I had managed to work my way through the book until I was one hundred pages from the end, when my brand new MacBook Air started crashing. Occasionally I could do a little work and save it, but as the evening wore on my computer stopped saving and started crashing over and over, SIXTEEN TIMES. (I did mention I’m stubborn.) I went to bed at one o’clock in the morning, despairing, because I knew that five days’ worth of work were gone. I couldn’t save the file; I couldn’t print it; I couldn’t export it.

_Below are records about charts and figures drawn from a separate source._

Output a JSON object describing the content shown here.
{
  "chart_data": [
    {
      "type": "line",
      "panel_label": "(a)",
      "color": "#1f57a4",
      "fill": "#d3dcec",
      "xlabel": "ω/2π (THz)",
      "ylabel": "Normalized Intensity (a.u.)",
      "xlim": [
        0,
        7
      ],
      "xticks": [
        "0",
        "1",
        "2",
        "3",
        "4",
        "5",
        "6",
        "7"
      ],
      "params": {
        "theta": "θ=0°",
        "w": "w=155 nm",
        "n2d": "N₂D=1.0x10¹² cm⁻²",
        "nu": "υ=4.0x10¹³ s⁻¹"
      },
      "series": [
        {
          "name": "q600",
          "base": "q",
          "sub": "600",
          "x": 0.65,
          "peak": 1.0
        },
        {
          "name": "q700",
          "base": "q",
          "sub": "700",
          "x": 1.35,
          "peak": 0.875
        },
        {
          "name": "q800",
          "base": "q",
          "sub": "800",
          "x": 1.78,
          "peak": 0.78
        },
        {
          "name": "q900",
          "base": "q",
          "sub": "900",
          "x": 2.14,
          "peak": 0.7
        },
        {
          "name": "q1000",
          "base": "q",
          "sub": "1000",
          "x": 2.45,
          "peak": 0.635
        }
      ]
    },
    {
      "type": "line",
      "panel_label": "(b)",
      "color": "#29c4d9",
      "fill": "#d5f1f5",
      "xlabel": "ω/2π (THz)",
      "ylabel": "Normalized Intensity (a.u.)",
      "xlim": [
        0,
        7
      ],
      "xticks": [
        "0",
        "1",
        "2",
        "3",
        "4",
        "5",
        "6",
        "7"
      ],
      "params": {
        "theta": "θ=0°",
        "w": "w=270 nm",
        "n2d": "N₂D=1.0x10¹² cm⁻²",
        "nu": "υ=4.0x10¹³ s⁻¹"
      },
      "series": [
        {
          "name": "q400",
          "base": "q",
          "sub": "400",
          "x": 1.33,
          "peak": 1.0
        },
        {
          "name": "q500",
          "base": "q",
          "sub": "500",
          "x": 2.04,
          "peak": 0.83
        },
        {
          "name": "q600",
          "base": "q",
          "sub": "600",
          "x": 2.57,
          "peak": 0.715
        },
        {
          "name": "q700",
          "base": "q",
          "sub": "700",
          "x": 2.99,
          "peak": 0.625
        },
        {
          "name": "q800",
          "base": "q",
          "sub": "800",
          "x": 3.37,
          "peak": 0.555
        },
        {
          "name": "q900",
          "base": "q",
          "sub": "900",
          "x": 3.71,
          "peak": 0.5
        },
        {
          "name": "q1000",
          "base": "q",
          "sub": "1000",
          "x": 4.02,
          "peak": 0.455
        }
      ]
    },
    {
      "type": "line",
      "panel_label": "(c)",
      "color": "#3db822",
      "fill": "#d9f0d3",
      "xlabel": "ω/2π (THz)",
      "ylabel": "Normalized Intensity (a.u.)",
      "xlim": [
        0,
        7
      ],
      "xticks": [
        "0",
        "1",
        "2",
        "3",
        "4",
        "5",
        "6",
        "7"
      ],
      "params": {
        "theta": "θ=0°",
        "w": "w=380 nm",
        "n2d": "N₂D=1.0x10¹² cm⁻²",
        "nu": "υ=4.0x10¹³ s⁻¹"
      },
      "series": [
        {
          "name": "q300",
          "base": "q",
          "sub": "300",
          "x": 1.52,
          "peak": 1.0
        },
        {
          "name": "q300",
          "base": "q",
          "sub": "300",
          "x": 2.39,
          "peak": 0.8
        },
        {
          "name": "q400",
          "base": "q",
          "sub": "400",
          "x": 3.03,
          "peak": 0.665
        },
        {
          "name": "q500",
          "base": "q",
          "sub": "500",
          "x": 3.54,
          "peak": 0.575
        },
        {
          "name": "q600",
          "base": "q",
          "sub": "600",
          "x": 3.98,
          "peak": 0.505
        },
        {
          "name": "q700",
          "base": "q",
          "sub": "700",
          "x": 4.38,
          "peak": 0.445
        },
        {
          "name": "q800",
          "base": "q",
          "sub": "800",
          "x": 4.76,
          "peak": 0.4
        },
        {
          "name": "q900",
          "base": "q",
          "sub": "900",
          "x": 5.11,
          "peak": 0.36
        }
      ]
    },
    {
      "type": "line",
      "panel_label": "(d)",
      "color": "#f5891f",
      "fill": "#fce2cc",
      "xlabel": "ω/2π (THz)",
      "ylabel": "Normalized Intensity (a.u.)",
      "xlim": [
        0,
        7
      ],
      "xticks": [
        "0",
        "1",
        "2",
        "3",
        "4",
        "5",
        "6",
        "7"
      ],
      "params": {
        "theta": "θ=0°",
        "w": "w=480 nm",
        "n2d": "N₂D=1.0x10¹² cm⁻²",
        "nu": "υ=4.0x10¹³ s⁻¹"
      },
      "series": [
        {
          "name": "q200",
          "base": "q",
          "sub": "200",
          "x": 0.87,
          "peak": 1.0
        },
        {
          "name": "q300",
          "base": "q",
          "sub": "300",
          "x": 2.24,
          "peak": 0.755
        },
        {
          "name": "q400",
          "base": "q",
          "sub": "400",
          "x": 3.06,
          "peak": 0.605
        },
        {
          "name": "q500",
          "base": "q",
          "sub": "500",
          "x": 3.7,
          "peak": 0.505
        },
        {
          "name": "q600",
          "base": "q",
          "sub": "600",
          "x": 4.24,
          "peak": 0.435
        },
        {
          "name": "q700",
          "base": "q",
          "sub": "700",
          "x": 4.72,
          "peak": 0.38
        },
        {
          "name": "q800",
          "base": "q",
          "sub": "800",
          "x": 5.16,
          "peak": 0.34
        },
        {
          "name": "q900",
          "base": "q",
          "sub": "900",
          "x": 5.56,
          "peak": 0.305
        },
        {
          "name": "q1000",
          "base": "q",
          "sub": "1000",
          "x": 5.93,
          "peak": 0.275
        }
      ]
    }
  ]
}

On Tuesday morning I was on the phone with New York in panic, meltdown mode. It was the day before my copy-editing deadline, and I couldn’t send them anything. At all. I was still on the phone with production, yelling in frustration and trying to sort out a solution, when my husband and hero, the retired electronics guy, quietly stepped into the fray. He asked to look at the computer. He studied the screen. He turned the Bubble Track Switch from on to off and voila! The purple column disappeared from the left hand side of the page. The purple lines disappeared from the typed manuscript. All that was left were some tiny triangles that said the copy-editor had done something. I could no longer tell what, but who cares? Once the tracking trail was gone, Bill was able to save my file. And my life. And my deadline.
I finished copyediting the last 100 pages of Moving Target without seeing a single hint of that rainbow hangup bauble. Now I’m on my way back to Joanna 16.
I believe I’m much older now than I was a week ago. I’m sure there are a few more gray hairs. And next time? When they tell me I MUST have the Tracking Bubbles on? I’ll tell them:
Hell no! Those tracking bubbles have to go!
In the meantime, I’ll do my best to remember only one space at the end of each sentence, but it’s hard to teach an old typist new tricks.